Tramway de Québec: Valérie Plante pose ses conditions

Valérie Plante soutient avoir une «liste énorme» de projets à réaliser en transport collectif à Montréal. Le désengorgement de la ligne orange du métro figure parmi les priorités de la mairesse.
Photo: Jacques Nadeau Le Devoir Valérie Plante soutient avoir une «liste énorme» de projets à réaliser en transport collectif à Montréal. Le désengorgement de la ligne orange du métro figure parmi les priorités de la mairesse.

Valérie Plante se dit ouverte à discuter d’une entente pour le financement du tramway de Québec, mais pas à n’importe quel prix. Et elle prévient que l’utilisation des 800 millions de fonds fédéraux auxquels a droit la métropole ne pourra se faire au détriment des projets de transport pour les Montréalais.
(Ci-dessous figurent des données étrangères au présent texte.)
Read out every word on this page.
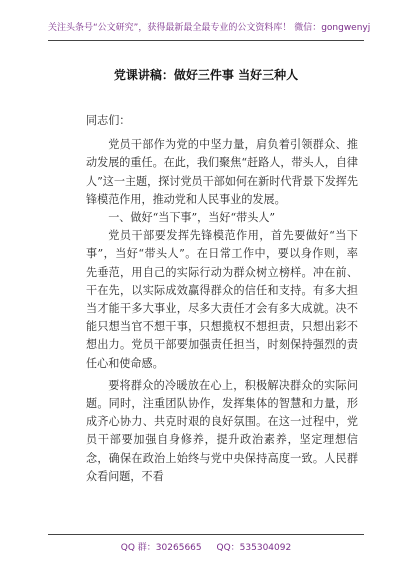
关注头条号“公文研究”，获得最新最全最专业的公文资料库！ 微信：gongwenyj
党课讲稿：做好三件事 当好三种人

同志们：

党员干部作为党的中坚力量，肩负着引领群众、推动发展的重任。在此，我们聚焦“赶路人，带头人，自律人”这一主题，探讨党员干部如何在新时代背景下发挥先锋模范作用，推动党和人民事业的发展。

一、做好“当下事”，当好“带头人”

党员干部要发挥先锋模范作用，首先要做好“当下事”，当好“带头人”。在日常工作中，要以身作则，率先垂范，用自己的实际行动为群众树立榜样。冲在前、干在先，以实际成效赢得群众的信任和支持。有多大担当才能干多大事业，尽多大责任才会有多大成就。决不能只想当官不想干事，只想揽权不想担责，只想出彩不想出力。党员干部要加强责任担当，时刻保持强烈的责任心和使命感。

要将群众的冷暖放在心上，积极解决群众的实际问题。同时，注重团队协作，发挥集体的智慧和力量，形成齐心协力、共克时艰的良好氛围。在这一过程中，党员干部要加强自身修养，提升政治素养，坚定理想信念，确保在政治上始终与党中央保持高度一致。人民群众看问题，不看

QQ 群：30265665 QQ：535304092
« Il n’y aura pas de compromis de ma part », a affirmé la mairesse lorsque questionnée sur les propos de François Legault. Mardi, le premier ministre a indiqué que le gouvernement était en discussion avec Montréal afin de convaincre la mairesse de renoncer aux 800 millions destinés à la métropole pour ses projets de transport collectif. Il assurait toutefois que la Ville de Montréal serait compensée si elle acceptait de conclure une entente pour financer le projet de tramway à Québec. Il a aussi soutenu que Montréal n’avait pas suffisamment de projets en chantier pour utiliser toutes les sommes qui lui sont destinées.

Or la mairesse n’entend pas renoncer aux 800 millions de fonds fédéraux. « Je suis une joueuse d’équipe et je l’ai prouvé à plusieurs reprises. J’ai eu plusieurs discussions avec Régis [Labeaume] et tous les deux, on a envie de travailler ensemble pour trouver une solution », a-t-elle indiqué lors d’une mêlée de presse. « Ceci étant dit, il ne faut pas que ça se fasse au détriment des Montréalais et Montréalaises parce que, en ce moment, les 800 millions, je sais quoi faire avec. J’ai assez de projets à être financés en transport collectif pour l’utiliser entièrement. »

Un « bon deal »

Valérie Plante ne ferme pas la porte à une entente éventuelle, mais elle affirme qu’elle ne fera pas de compromis : « S’il y a une entente avec le gouvernement du Québec, il va falloir qu’il y ait une offre qui n’ait aucun impact sur les projets et les calendriers et aucun impact financier. Ça ne se fera pas à coûts nuls. Il faut que ce soit un bon deal. Un très bon deal. »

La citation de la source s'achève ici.